Because my time has always been limited, progress on side projects had been slow in the past, and many remained unfinished as life’s events caused a loss of momentum, making them harder to resume.

That’s always been a massive problem for me - writing the code is the easy part, but the hassle around finishing has always been the problem. Luckily, it’s easier than ever. I’ve been consistently surprised and delighted at how I can overcome obstacles building on the knowledge that’s out there. There’s a million problems out there that are not addressed in a way I’d like (or are covered in ads and popups asking you to enable notifications, subscribe to a newsletter, etc). Every little irritation in daily life is a call to your inner builder to build something.

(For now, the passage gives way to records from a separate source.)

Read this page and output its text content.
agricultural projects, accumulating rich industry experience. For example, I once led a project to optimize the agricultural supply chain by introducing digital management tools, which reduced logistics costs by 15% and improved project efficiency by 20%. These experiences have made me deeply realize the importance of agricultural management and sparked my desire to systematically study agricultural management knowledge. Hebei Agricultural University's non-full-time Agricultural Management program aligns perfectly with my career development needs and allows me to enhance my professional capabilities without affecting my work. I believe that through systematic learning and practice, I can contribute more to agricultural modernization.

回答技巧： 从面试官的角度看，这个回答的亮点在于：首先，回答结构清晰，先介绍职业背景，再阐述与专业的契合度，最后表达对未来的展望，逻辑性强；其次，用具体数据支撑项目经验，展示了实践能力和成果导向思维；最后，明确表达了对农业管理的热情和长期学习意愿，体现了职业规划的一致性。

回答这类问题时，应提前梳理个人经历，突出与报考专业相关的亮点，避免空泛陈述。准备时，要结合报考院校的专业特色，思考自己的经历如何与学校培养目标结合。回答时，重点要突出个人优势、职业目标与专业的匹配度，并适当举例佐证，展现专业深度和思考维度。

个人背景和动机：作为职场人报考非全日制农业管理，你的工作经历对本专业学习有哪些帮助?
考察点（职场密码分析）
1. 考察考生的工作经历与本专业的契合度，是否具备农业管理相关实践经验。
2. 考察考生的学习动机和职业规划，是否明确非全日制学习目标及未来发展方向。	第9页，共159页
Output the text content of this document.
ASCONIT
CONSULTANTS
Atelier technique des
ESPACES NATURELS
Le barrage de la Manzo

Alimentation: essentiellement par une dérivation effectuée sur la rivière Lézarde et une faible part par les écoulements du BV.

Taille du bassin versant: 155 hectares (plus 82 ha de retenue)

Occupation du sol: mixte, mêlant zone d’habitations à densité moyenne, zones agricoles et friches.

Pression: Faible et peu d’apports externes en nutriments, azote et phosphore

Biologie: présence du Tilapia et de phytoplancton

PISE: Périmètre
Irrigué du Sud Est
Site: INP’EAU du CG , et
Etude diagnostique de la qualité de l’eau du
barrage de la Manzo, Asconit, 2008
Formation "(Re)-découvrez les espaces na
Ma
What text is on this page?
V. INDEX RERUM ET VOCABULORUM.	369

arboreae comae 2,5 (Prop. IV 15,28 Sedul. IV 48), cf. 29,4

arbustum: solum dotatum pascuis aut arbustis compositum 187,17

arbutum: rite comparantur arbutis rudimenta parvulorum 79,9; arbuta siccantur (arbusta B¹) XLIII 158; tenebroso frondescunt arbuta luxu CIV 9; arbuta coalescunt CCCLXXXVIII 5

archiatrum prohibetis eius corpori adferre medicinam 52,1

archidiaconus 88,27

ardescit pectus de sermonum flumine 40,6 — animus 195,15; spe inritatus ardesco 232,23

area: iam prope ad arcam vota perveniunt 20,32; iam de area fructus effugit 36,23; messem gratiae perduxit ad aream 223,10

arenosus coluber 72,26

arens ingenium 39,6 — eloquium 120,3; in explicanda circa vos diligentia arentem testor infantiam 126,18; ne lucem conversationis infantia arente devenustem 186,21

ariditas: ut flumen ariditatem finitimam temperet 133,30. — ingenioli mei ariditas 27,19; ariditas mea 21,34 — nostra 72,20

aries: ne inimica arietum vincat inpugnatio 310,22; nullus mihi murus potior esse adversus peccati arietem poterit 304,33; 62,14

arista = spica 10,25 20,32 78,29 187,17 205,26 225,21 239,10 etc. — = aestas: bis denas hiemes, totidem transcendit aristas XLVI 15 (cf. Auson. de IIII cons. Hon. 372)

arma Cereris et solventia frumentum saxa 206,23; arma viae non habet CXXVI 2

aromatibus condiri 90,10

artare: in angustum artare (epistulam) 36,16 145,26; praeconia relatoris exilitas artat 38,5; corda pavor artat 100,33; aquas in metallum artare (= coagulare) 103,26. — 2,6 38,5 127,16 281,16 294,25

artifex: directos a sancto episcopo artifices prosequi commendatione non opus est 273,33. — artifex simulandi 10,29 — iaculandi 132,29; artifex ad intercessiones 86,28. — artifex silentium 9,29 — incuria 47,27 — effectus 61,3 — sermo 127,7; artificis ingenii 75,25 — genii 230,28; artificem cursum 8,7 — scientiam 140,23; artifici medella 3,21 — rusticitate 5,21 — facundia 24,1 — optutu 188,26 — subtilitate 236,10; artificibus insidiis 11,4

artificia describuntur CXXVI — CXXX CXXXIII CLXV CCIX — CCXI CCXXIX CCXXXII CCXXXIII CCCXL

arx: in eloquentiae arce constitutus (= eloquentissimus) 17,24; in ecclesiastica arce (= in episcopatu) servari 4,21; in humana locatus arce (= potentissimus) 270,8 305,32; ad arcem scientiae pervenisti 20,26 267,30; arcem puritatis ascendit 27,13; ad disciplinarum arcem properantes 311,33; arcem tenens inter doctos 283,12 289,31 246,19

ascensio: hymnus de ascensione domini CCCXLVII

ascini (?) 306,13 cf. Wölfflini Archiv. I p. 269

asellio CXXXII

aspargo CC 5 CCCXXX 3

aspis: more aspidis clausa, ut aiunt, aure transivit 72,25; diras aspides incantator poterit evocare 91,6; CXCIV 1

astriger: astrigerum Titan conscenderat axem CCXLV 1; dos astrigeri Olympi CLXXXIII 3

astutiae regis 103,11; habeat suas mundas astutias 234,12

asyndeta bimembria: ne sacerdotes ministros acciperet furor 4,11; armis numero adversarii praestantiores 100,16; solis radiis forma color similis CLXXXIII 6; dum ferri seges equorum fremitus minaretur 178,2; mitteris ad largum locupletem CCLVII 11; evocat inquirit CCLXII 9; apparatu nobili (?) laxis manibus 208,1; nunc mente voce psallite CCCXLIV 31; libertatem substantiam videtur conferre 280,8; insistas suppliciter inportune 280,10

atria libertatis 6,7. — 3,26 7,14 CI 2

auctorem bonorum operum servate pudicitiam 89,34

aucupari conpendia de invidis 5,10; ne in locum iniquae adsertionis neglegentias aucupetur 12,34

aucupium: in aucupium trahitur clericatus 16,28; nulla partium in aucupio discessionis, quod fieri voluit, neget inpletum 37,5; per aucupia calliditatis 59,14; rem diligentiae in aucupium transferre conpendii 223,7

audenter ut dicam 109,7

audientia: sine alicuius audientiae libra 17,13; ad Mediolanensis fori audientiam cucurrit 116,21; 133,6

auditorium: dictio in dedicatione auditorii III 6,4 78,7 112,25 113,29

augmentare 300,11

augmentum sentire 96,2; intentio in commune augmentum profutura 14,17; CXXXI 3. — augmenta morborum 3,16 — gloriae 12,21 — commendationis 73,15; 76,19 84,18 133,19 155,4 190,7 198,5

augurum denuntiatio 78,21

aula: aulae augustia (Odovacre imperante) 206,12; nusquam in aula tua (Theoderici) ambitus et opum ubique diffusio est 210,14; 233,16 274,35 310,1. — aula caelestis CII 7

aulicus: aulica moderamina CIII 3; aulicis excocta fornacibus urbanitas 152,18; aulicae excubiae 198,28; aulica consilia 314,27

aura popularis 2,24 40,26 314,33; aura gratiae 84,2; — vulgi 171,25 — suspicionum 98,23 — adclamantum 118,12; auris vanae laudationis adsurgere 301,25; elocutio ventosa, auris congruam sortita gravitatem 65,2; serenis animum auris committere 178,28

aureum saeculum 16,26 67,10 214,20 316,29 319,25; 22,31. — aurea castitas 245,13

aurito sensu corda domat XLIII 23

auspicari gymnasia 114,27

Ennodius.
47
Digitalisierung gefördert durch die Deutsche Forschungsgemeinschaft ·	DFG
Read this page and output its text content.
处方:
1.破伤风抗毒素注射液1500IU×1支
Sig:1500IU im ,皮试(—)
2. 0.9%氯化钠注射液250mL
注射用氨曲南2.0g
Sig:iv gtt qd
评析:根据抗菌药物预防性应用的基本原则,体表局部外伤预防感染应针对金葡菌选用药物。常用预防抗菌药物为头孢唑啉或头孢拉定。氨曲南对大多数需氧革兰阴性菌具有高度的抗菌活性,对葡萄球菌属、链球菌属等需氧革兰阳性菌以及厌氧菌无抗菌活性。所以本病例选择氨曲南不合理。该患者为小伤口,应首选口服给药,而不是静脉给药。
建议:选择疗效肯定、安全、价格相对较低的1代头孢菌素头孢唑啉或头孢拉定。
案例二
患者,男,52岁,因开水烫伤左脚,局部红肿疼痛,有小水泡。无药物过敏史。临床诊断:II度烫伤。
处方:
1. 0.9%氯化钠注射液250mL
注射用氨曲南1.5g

I like Zohaib’s prompting method. When I started my utilities site, I was the micro-managing Product Owner. Claude interestingly managed me back. I gave it a list of a half-dozen little utilities that I wanted to make, and Claude implemented only one of them, with a framework for expansion that was easy for me to grok. Zohaib seems to be working as more of a conversation, and I think that works better. About six months ago, I was talking to someone about prompting and he gave me a kind of long-winded exposition. I summarized his point as “don’t micromanage the LLM” and he said “Yeah! That’s exactly it!”. It’s simple advice but it’s hard for me to resist the urge to barf out a fully-realized product spec and have a conversation instead. Working with humans and LLMs present some of the same challenges.

Zohaib also has some great tips on using Cursor effectively, some of these I didn’t know and others are just good habits that I needed to be reminded of.

Have a good day. I’m off to go build something.